Changes after first pitch

  • Changed the proposed function signature for reflection metadata type initializer overloads for instance methods to accept T as the first parameter, instead of an unapplied function reference, and allow inout T to support mutating instance methods.
  • Changed the proposed function signature for reflection metadata type initializer overloads for static methods to accept T.Type as the first parameter, instead of an unapplied function reference.
  • Changed the spelling of the proposed attribute from @runtimeMetadata to @reflectionMetadata.
  • Added @reflectionAnnotation (suggested by @xedin) to the list of alternative attribute spellings considered.
  • Updated the list of supported use cases in the "Applications of reflection metadata types" section by separating global functions and static methods into separate bullets, to describe their differing type signatures.
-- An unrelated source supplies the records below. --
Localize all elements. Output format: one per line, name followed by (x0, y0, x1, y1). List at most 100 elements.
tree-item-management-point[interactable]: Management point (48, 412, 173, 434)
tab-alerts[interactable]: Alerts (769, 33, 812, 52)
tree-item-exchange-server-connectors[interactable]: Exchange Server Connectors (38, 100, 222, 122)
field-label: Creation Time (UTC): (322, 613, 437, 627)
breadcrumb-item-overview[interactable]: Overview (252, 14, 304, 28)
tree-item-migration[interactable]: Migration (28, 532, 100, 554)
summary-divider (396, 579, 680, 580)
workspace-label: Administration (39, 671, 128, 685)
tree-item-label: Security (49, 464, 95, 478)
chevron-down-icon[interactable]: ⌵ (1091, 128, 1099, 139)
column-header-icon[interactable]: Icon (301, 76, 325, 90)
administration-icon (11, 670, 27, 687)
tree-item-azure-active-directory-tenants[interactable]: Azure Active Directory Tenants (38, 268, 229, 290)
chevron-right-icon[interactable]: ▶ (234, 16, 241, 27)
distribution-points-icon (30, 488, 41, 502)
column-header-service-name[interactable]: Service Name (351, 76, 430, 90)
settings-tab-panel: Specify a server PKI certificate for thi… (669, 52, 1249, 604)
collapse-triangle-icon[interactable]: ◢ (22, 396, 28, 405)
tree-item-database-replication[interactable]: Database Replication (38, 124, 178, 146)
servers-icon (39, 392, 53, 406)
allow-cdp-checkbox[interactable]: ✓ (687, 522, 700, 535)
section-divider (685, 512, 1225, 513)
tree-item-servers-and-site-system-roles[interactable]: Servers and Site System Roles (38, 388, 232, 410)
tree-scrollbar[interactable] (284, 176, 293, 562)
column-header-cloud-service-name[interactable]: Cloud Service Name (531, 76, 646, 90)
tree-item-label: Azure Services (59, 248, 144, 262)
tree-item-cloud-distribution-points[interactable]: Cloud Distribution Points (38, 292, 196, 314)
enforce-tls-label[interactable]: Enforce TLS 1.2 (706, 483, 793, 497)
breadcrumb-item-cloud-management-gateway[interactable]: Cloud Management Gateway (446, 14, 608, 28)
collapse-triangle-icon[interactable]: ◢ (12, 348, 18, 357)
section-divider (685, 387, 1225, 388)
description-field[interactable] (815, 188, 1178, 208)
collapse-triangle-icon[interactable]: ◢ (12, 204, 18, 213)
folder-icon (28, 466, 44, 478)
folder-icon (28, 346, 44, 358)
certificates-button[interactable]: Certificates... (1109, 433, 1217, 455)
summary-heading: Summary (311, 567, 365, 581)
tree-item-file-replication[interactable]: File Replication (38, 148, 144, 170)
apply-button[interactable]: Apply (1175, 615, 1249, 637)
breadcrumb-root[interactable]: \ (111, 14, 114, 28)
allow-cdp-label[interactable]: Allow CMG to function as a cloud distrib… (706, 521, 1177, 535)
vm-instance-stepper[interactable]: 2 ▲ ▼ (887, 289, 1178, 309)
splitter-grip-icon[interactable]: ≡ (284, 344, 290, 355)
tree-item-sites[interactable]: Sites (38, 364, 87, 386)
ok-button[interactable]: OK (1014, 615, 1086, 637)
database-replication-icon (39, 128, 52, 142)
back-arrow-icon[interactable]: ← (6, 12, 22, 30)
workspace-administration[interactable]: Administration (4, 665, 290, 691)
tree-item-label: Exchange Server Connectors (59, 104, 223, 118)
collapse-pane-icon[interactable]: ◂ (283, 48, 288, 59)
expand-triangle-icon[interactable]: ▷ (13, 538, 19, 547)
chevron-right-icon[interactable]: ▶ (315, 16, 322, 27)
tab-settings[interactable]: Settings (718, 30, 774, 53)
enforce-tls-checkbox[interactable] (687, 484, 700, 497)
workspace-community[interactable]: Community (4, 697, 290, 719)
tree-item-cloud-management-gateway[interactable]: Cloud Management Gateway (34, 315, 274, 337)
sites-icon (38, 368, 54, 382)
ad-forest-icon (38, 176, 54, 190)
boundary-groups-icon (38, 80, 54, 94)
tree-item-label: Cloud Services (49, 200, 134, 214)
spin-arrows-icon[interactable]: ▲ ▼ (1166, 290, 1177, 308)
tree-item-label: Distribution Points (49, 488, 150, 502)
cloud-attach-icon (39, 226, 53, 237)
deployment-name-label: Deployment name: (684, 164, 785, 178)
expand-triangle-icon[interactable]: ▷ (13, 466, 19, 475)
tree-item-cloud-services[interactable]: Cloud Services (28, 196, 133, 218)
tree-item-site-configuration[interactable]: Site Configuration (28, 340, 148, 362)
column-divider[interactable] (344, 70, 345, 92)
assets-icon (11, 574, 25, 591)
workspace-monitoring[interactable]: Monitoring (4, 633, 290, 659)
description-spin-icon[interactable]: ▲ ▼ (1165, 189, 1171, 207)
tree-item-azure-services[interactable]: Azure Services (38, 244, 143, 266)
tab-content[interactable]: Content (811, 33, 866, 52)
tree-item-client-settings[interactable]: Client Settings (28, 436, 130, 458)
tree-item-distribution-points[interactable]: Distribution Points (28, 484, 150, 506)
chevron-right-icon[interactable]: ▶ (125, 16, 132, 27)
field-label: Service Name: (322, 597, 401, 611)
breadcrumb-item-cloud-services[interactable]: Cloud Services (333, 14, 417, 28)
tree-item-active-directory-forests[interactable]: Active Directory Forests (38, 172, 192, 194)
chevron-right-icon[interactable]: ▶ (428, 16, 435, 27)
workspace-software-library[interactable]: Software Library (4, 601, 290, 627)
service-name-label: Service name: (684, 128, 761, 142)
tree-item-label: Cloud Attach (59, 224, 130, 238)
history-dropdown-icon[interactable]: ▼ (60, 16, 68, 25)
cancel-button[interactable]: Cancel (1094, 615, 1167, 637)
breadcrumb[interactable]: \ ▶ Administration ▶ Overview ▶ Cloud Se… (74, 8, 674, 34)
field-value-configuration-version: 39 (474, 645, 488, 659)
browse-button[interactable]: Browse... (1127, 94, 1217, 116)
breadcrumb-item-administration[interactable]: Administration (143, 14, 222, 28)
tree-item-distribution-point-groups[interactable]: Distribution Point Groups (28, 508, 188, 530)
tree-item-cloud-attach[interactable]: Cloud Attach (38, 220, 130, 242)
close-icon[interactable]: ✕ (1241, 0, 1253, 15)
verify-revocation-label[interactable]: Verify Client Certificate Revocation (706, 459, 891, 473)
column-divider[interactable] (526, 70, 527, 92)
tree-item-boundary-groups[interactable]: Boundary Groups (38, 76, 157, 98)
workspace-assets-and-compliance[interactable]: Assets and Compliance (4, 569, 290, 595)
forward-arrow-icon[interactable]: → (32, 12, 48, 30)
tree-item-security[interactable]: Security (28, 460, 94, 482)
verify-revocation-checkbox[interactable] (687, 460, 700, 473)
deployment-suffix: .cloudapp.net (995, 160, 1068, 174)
In particular, the function parameter for static methods now has type (T.Type, Args) -> Result.
  • Clarified paragraph describing where reflection metadata attribute can be applied, to mention it is allowed in extensions of a type within the same module as the type's primary declaration, just not in extensions outside the module.
  • Mentioned the ability to explicitly specify a reflection attribute on a type conforming to a protocol with that attribute, and described how that can be useful for specifying additional custom values. Added a code example of this.
  • Changed the proposed name and return type of the Reflection API to func allInstances<T>(of type: T.Type) -> AttributeInstances<T>, returning a custom Sequence type whose type is T. Clarified that the returned sequence will omit values which do not satisfy the API availability conditions at runtime, rather than including nil values for them.
  • Added discussion of some alternatives that were considered involving extending Reflection capabilities and other existing language features.
  • Added discussion of an alternative that was considered about using Reflection types as the parameters to init(attachedTo:).
  • Added discussion of an alternative that was considered about using static methods instead of init(attachedTo:) overloads.
  • Clarified interaction between extensions and custom reflection metadata attributes.